Léa Salamé et Raphaël Glucksmann : retour sur leur coup de foudre en direct dans On n’est pas couché

Un couple public, deux carrières sous tension
Cette discrétion contraste avec l’exposition médiatique de leurs vies professionnelles. D’un côté, Léa Salamé s’est imposée comme l’une des journalistes les plus en vue de sa génération. Après On n’est pas couché, elle a animé Stupéfiant !, coanimé L’Émission politique, puis a rejoint le JT de 20 heures de France 2, d’abord en duo avec Julian Bugier, puis seule aux commandes. De l’autre, Raphaël Glucksmann a franchi le pas de l’engagement politique en fondant son mouvement Place publique, puis en s’alliant avec le Parti socialiste. Il a été élu député européen en 2019, puis réélu en 2024.
Cette configuration est inédite : jamais un candidat crédible à la présidentielle n’a eu une compagne présentant le journal télévisé de la principale chaîne publique française. Le problème de l’impartialité s’est donc posé avec une acuité particulière dès l’annonce imminente de la candidature de Glucksmann.

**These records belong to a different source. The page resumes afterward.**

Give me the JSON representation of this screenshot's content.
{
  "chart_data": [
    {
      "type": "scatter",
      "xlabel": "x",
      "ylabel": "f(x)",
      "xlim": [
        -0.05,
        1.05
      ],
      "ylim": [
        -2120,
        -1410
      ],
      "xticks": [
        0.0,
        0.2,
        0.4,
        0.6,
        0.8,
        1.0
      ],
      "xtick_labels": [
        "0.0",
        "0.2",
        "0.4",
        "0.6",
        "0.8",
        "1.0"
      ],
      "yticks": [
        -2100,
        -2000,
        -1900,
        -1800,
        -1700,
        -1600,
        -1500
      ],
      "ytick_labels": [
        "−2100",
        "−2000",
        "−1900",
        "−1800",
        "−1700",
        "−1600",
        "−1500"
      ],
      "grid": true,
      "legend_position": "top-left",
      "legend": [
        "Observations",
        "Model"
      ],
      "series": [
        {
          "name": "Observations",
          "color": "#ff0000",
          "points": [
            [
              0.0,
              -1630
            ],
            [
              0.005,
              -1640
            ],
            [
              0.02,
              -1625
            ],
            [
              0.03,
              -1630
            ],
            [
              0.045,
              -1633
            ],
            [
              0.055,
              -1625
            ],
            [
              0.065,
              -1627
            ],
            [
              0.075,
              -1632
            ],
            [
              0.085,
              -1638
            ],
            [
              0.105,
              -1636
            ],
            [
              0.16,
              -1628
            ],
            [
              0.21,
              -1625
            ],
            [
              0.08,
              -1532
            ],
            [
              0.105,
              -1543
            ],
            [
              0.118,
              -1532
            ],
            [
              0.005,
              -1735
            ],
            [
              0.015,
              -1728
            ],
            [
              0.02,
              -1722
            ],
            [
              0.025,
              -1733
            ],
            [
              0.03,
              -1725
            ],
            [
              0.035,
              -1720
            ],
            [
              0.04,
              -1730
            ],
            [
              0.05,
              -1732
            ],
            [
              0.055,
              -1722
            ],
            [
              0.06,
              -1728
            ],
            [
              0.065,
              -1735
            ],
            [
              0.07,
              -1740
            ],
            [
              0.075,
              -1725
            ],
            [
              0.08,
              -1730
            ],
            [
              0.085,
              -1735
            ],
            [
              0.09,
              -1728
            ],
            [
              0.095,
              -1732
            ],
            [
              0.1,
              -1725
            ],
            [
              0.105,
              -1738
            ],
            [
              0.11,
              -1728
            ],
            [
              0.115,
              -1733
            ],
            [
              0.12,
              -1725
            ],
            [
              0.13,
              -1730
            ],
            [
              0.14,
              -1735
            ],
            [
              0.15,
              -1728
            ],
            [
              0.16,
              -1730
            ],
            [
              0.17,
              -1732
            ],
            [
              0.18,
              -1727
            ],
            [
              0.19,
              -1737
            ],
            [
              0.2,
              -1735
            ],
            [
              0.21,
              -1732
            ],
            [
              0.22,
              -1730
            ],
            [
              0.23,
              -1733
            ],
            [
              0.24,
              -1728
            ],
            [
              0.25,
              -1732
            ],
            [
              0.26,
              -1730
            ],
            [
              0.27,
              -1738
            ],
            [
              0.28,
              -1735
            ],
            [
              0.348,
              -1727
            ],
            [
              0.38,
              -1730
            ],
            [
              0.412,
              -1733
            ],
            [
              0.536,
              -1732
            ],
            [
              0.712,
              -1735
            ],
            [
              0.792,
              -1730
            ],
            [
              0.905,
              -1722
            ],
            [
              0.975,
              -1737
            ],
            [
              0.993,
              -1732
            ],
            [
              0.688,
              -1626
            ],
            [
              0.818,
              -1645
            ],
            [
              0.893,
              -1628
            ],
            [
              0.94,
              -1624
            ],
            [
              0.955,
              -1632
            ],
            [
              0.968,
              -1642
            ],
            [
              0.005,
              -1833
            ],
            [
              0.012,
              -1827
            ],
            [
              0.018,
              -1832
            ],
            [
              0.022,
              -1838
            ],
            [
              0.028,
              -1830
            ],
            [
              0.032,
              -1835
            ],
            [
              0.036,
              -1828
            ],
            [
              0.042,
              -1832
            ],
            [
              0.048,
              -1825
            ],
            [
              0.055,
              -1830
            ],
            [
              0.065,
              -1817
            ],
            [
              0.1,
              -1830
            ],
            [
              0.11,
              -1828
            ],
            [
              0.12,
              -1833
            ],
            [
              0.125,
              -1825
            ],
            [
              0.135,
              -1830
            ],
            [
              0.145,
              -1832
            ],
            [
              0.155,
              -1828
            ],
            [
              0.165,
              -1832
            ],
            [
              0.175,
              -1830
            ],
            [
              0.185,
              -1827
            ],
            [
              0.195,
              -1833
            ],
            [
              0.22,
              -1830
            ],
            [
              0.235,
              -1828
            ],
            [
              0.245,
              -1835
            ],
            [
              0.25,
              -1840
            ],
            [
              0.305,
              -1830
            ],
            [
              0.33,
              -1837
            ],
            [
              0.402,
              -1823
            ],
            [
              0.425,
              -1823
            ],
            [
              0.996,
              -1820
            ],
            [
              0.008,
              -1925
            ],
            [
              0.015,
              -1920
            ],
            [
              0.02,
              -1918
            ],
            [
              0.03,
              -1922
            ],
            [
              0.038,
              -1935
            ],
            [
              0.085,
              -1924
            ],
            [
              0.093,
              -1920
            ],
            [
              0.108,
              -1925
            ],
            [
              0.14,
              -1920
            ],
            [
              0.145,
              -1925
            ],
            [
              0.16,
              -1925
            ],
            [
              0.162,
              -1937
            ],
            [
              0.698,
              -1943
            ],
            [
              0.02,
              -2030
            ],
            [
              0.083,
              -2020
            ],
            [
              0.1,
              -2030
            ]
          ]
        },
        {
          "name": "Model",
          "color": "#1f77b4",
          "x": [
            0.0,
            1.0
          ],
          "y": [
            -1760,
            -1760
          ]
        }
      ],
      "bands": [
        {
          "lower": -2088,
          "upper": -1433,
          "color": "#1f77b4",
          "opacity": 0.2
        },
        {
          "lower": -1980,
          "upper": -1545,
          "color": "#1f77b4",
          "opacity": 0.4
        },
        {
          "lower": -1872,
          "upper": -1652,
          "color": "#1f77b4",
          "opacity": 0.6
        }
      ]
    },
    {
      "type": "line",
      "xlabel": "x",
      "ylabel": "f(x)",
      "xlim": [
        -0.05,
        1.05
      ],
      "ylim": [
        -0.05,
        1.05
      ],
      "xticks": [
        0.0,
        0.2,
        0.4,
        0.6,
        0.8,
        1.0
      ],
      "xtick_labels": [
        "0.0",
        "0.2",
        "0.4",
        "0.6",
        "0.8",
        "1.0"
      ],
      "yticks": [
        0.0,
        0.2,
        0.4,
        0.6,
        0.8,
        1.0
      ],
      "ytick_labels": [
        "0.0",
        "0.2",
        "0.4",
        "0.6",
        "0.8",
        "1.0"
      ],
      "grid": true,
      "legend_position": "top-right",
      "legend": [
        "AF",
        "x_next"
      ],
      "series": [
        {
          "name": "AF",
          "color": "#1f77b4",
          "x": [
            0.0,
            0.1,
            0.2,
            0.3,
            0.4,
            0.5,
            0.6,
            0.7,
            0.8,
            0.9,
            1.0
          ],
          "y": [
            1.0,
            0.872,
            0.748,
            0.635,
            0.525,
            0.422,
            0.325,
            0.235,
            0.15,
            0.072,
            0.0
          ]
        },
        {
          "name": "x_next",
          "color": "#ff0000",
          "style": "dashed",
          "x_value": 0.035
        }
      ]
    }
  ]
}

Le retrait temporaire de Léa Salamé du 20 heures
La décision a été prise en amont, dans le calme et la concertation. Léa Salamé a évoqué son retrait temporaire avec la direction de France Télévisions bien avant l’officialisation de la candidature de son compagnon. Le principe est simple : pour éviter tout conflit d’intérêts apparent, la journaliste ne présentera pas le JT de 20 heures pendant la campagne. C’est Jean-Baptiste Marteau qui la remplace à l’antenne, le temps de quelques mois.
Ce n’est pas une première pour elle. Lors des deux dernières élections européennes, elle avait déjà mis sa carrière entre parenthèses afin de laisser son compagnon mener sa campagne sereinement, sans que le moindre doute ne puisse planer sur son indépendance professionnelle. Une position exigeante, qui montre à quel point elle prend au sérieux les règles déontologiques de son métier.
Mais cette décision, aussi légitime soit-elle, n’a pas manqué de faire réagir. Sur les réseaux sociaux et dans certains médias, des voix se sont élevées pour dénoncer ce qu’elles considèrent comme un sacrifice professionnel. Certains internautes s’indignent : “Pourquoi est-ce toujours à la femme de céder sa carrière ?” D’autres estiment que ce choix est le seul possible pour préserver la crédibilité de la journaliste. Les critiques fusent, parfois violentes, et le débat dépasse largement le simple cadre médiatique.